“It has happened in Cebu and in General Santos City — it won’t be long before arresting critics for online posts becomes a national policy that could throw us back to the dark days of Marcosian martial rule.”
By EMILY VITAL
MANILA – Human rights alliance Karapatan condemned the arrest and detention of a 55-year-old teacher and her son over charges of inciting to sedition and disobedience.
In a statement, Karapatan Secretary General Cristina Palabay said the warrantless arrest of public school teacher Juliet Espinosa in General Santos City “sets a dangerous pretext for a crackdown on dissent amid the government’s continuing militarist response to the 2019 coronavirus disease (COVID-19) pandemic.”
Espinosa, who used a different name on social media, allegedly published on Facebook a post urging people without food to proceed to Lagao Gym.
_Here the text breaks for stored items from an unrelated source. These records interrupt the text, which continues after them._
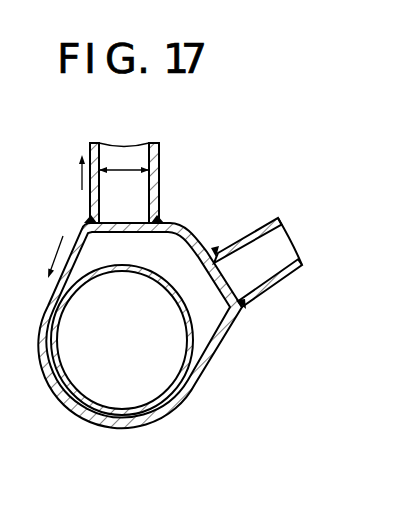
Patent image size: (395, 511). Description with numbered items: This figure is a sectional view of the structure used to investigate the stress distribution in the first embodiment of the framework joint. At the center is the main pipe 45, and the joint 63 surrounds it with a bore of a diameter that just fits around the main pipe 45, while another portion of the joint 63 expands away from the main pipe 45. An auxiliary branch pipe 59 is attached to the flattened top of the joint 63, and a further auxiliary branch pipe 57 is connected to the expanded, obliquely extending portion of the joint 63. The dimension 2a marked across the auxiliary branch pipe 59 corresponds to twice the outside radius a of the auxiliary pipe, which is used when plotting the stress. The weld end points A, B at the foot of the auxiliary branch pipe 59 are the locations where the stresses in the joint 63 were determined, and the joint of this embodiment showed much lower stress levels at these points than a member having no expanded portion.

The auxiliary pipe outside diameter 2a is at (124, 170).
The auxiliary branch pipe 59 is at (159, 156).
The joint 63 is at (200, 246).
The auxiliary branch pipe 57 is at (276, 290).
The main pipe 45 is at (168, 283).
The weld end point A is at (78, 225).
The weld end point B is at (88, 214).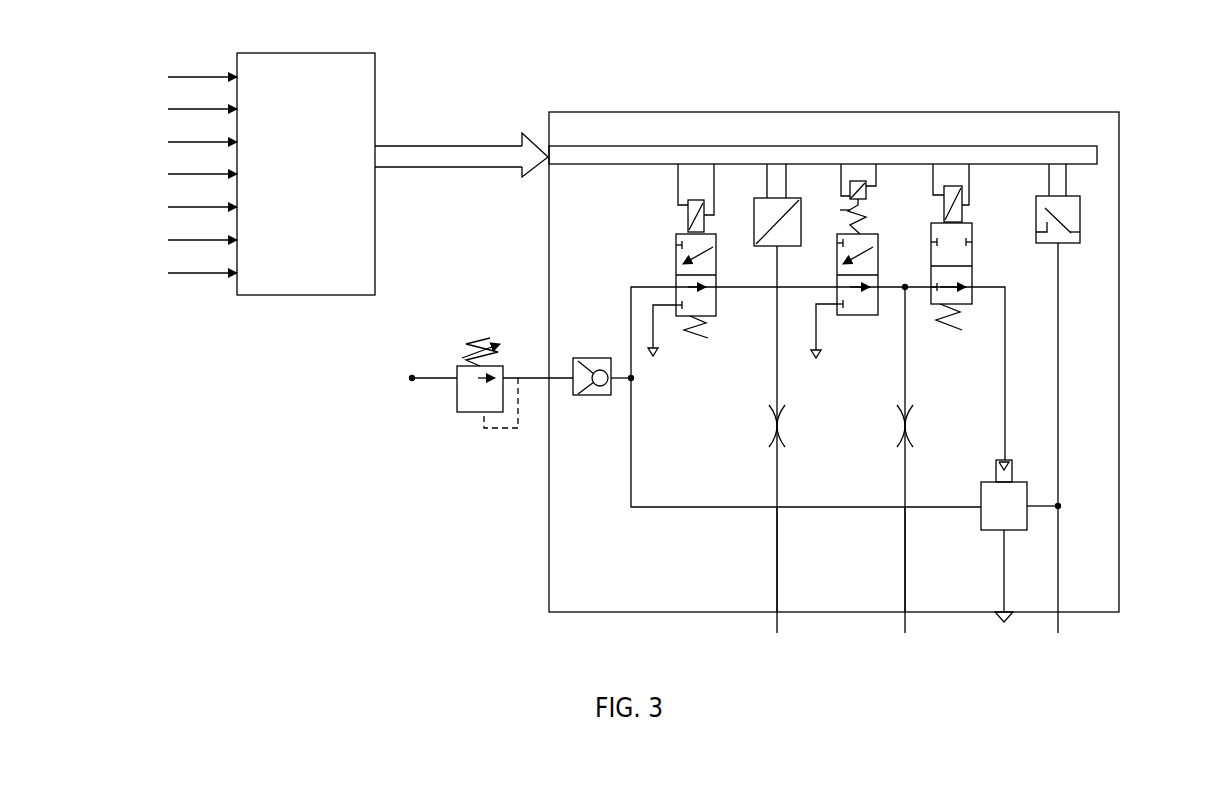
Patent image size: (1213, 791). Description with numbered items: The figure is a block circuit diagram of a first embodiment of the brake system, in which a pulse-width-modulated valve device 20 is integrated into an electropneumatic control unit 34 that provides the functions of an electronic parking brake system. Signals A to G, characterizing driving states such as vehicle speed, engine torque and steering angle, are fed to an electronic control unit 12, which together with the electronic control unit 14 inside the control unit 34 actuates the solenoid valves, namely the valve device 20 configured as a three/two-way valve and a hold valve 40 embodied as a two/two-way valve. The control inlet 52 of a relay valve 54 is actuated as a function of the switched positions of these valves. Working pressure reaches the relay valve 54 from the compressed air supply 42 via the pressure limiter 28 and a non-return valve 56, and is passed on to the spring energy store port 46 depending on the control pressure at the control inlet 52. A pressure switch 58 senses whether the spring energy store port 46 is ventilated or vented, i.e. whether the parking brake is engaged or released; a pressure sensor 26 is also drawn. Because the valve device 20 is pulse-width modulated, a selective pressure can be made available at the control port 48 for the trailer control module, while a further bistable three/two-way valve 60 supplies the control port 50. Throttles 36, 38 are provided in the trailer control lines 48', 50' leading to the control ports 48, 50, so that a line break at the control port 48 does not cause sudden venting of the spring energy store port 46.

The electronic control unit 12 is at (303, 296).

Her son was arrested along with her for allegedly resisting his mother’s arrest and is being charged with disobedience to authority.
“The people have all the right to criticize the government’s incompetence and demand services. Teacher Juliet is not alone in her sentiments: the poor, street vendors, tricycle and jeepney drivers, the homeless, workers, and farmers are grumbling at this regime’s callousness to the people’s suffering while displaying its fascist ruthlessness to anyone who dares to speak up against its idiotic policies,” Palabay said.
Karapatan is alarmed that “the government is now testing the waters in going after online dissent, especially with the State’s emergency power to arbitrarily define and penalize ‘fake news.’”
“It has happened in Cebu and in General Santos City — it won’t be long before arresting critics for online posts becomes a national policy that could throw us back to the dark days of Marcosian martial rule,” Palabay said.
Last week, 24-year-old rapper Brandon Perang was made to apologize to Cebu Governor Gwendolyn Garcia for posting negative comments on social media.
Act on legitimate demands
In a separate statement, ACT Teachers Rep. France Castro called for the immediate release of Espinosa and her son.
Castro said authorities should treat such online posts as urgent wake-up calls for them to fulfill their responsibility to provide food and basic necessities to constituents. “It is a cry for help, NOT a cry of sedition,” Castro said.
The teachers’ representative called on the national government and local government units to act on the people’s most urgent demands. She noted that there has been no unequivocal policy or commitment for sustained financial and material assistance especially for the elderly, sickly, and persons with disability.
“We believe that these are some of the urgent things that the national government must ensure. The national government MUST stop with the NCR-focused COVID response,” she further said.
Castro cautioned the General Santos local government against pursuing the charges against the two.
“Such actions at a time of a worsening pandemic will certainly be viewed as heartless on the part of the local government and police, and on the part of the national government which laid down the conditions for widespread uncertainty and hunger among the populace,” the legislator said.